Auch das ist eine Fehleinschätzung. Das Glück kann eben nur im gegenwärtigen Augenblick erfahren werden.

Alleine in der Gegenwart findet das gesamte Leben statt, nur hier können wir leben und handeln. Unser Leben ist und war immer jetzt. Und für das spirituelle Leben ist dieses Jetzt von immenser Bedeutung. Denn nur über den gegenwärtigen Augenblick können wir den Zugang zum inneren Sein, zu unserem wahren Selbst erhalten.
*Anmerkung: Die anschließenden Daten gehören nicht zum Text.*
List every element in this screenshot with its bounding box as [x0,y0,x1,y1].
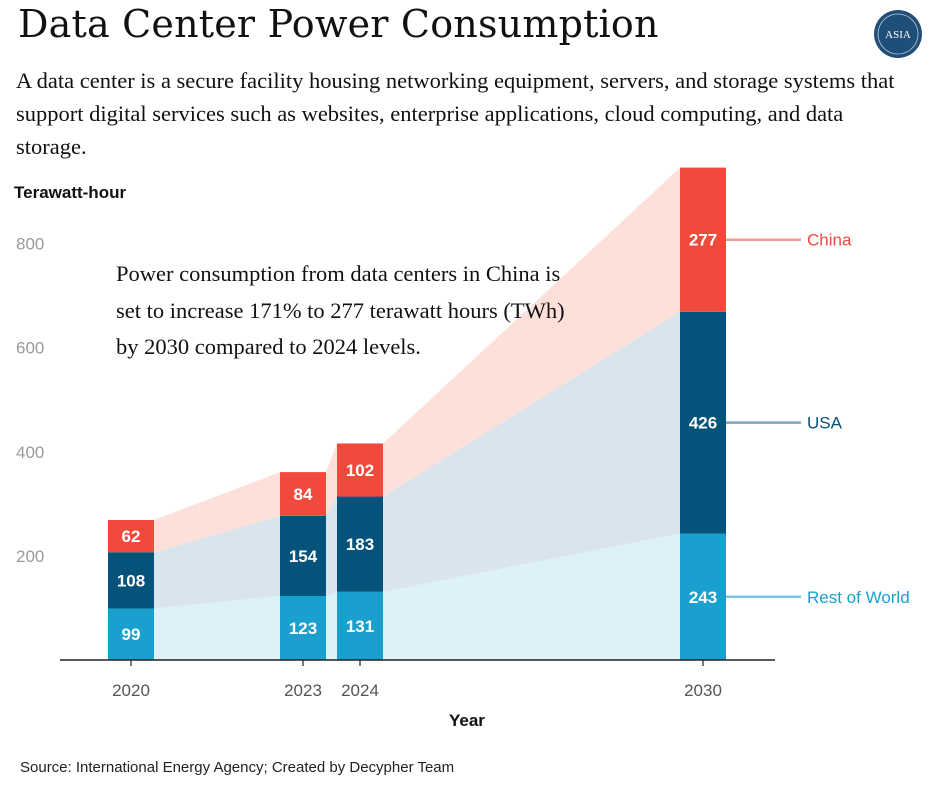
data-label-rest-of-world-2020: 99 [122,625,141,644]
chart-subtitle: A data center is a secure facility housi… [16,68,895,159]
flow-bands [154,167,680,660]
bars: 99 108 62 123 154 84 131 183 102 243 426 277 [108,167,726,660]
y-tick-label: 600 [16,339,44,358]
band-usa-2023-2024 [326,496,337,596]
bar-usa-2023 [280,515,326,596]
x-tick-label: 2024 [341,681,379,700]
band-china-2020-2023 [154,472,280,553]
bar-rest-of-world-2030 [680,533,726,660]
data-label-usa-2023: 154 [289,547,318,566]
bar-china-2023 [280,472,326,516]
x-axis-title: Year [449,711,485,730]
axes: 200 400 600 800 2020 2023 2024 2030 [16,235,775,700]
bar-rest-of-world-2020 [108,608,154,660]
band-china-2024-2030 [383,167,680,497]
asia-logo: ASIA [874,10,922,58]
data-label-rest-of-world-2023: 123 [289,619,317,638]
legend-label-rest-of-world: Rest of World [807,588,910,607]
y-tick-label: 800 [16,235,44,254]
bar-usa-2020 [108,552,154,609]
chart-annotation: Power consumption from data centers in C… [116,261,565,359]
data-label-rest-of-world-2024: 131 [346,617,374,636]
bar-rest-of-world-2023 [280,595,326,660]
band-usa-2024-2030 [383,311,680,592]
bar-china-2020 [108,519,154,553]
y-tick-label: 400 [16,443,44,462]
y-axis-title: Terawatt-hour [14,183,127,202]
x-tick-label: 2020 [112,681,150,700]
data-label-china-2024: 102 [346,461,374,480]
data-label-rest-of-world-2030: 243 [689,588,717,607]
band-rest-of-world-2023-2024 [326,591,337,660]
bar-usa-2024 [337,496,383,592]
band-china-2023-2024 [326,443,337,516]
band-rest-of-world-2024-2030 [383,533,680,660]
legend-label-usa: USA [807,414,843,433]
band-usa-2020-2023 [154,515,280,609]
legend: Rest of World USA China [726,231,910,607]
bar-china-2030 [680,167,726,312]
logo-text: ASIA [885,29,911,41]
bar-china-2024 [337,443,383,497]
band-rest-of-world-2020-2023 [154,595,280,660]
legend-label-china: China [807,231,852,250]
y-tick-label: 200 [16,547,44,566]
data-label-usa-2024: 183 [346,535,374,554]
data-label-china-2020: 62 [122,527,141,546]
x-tick-label: 2023 [284,681,322,700]
source-note: Source: International Energy Agency; Cre… [20,759,455,776]
bar-rest-of-world-2024 [337,591,383,660]
chart-title: Data Center Power Consumption [18,2,659,46]
x-tick-label: 2030 [684,681,722,700]
data-label-usa-2030: 426 [689,414,717,433]
data-label-china-2030: 277 [689,231,717,250]
data-label-china-2023: 84 [294,485,313,504]
data-label-usa-2020: 108 [117,571,145,590]
bar-usa-2030 [680,311,726,534]
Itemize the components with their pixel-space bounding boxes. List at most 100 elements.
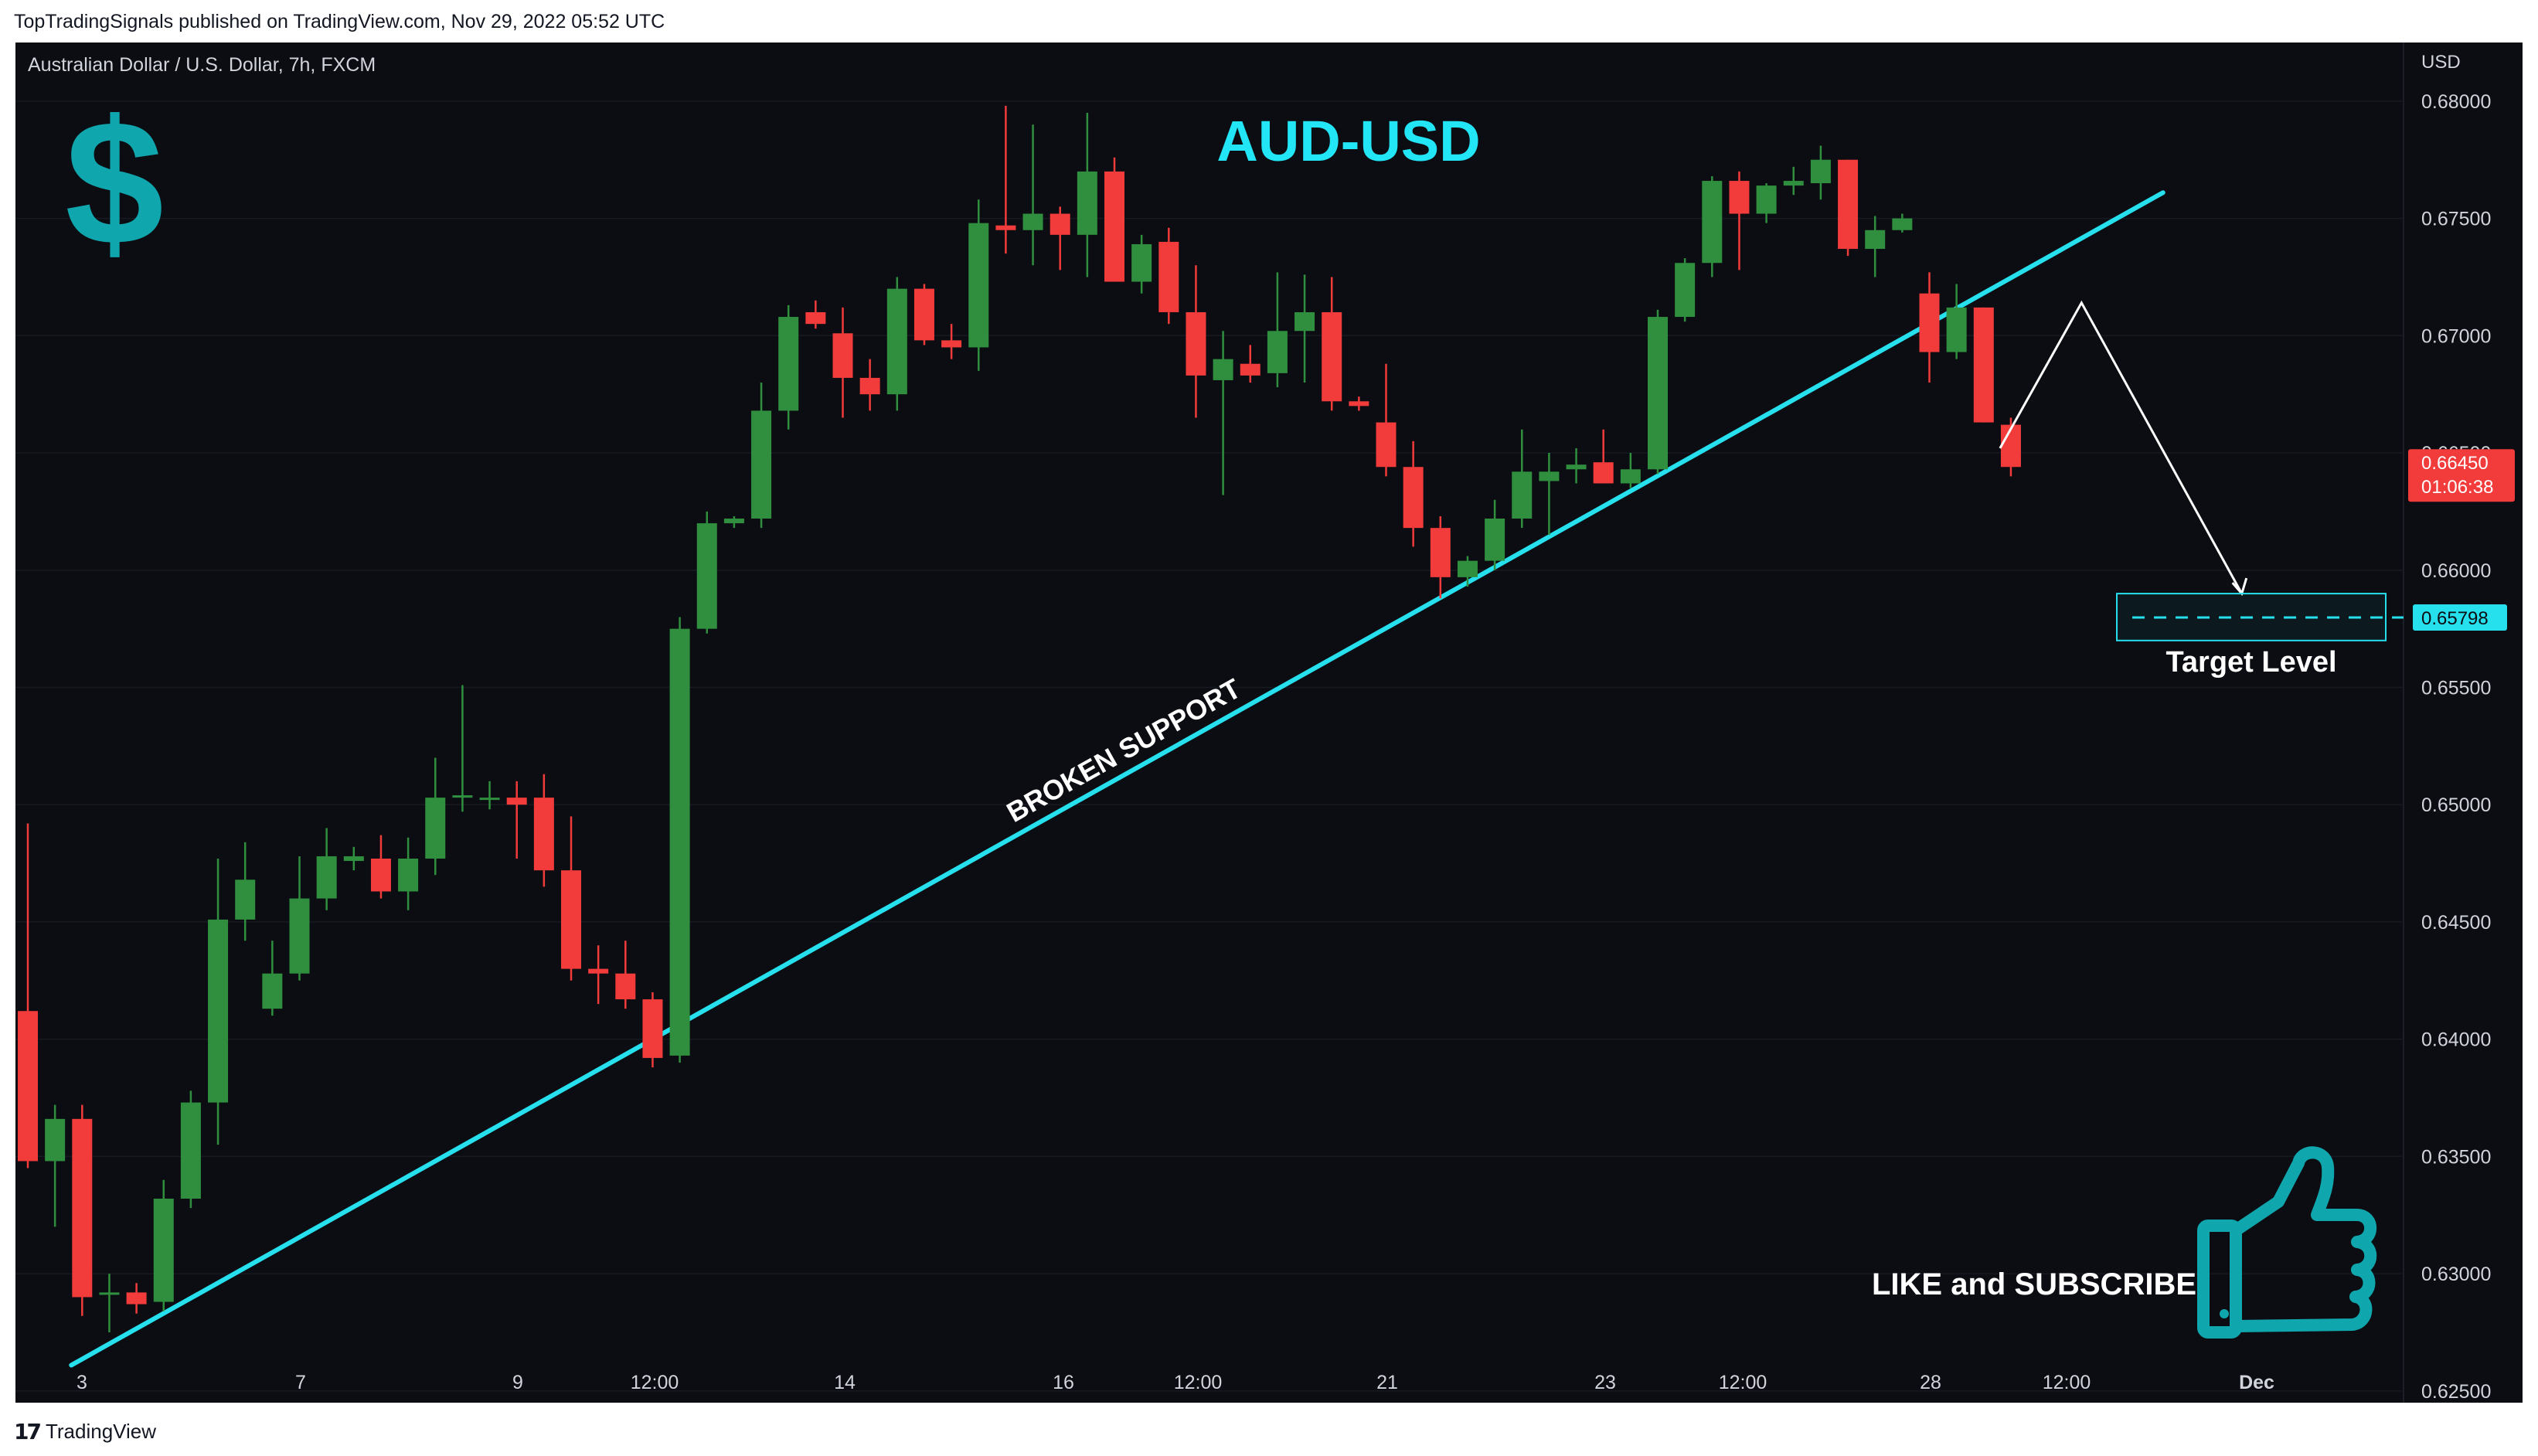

„Unser wahres Zuhause ist der gegenwärtige Augenblick. Wenn wir wirklich im gegenwärtigen Augenblick leben, verschwinden unsere Sorgen und Nöte und wir entdecken das Leben mit all seinen Wundern. „

Thich Nhat Hanh (buddhistischer Mönch, Schriftsteller und Lyriker)

One Comment on “Innere Unzufriedenheit, eine Belastungsprobe für Beziehungen…

  1. Ich habe eine Freundin, die ist auch immer eher unzufrieden, obwohl die Umstände ihres Lebens sich in den letzten zwei Jahrzehnten dramatisch geändert haben: Aber ob mit belastenden Partner, ohne Partner oder mit nettem Partner, im Job nicht anerkannt oder mit Beförderung – der Unzufriedenheitsgrad ist gefühlt immer gleich. Voll schade… Steht sich da voll selbst im Weg.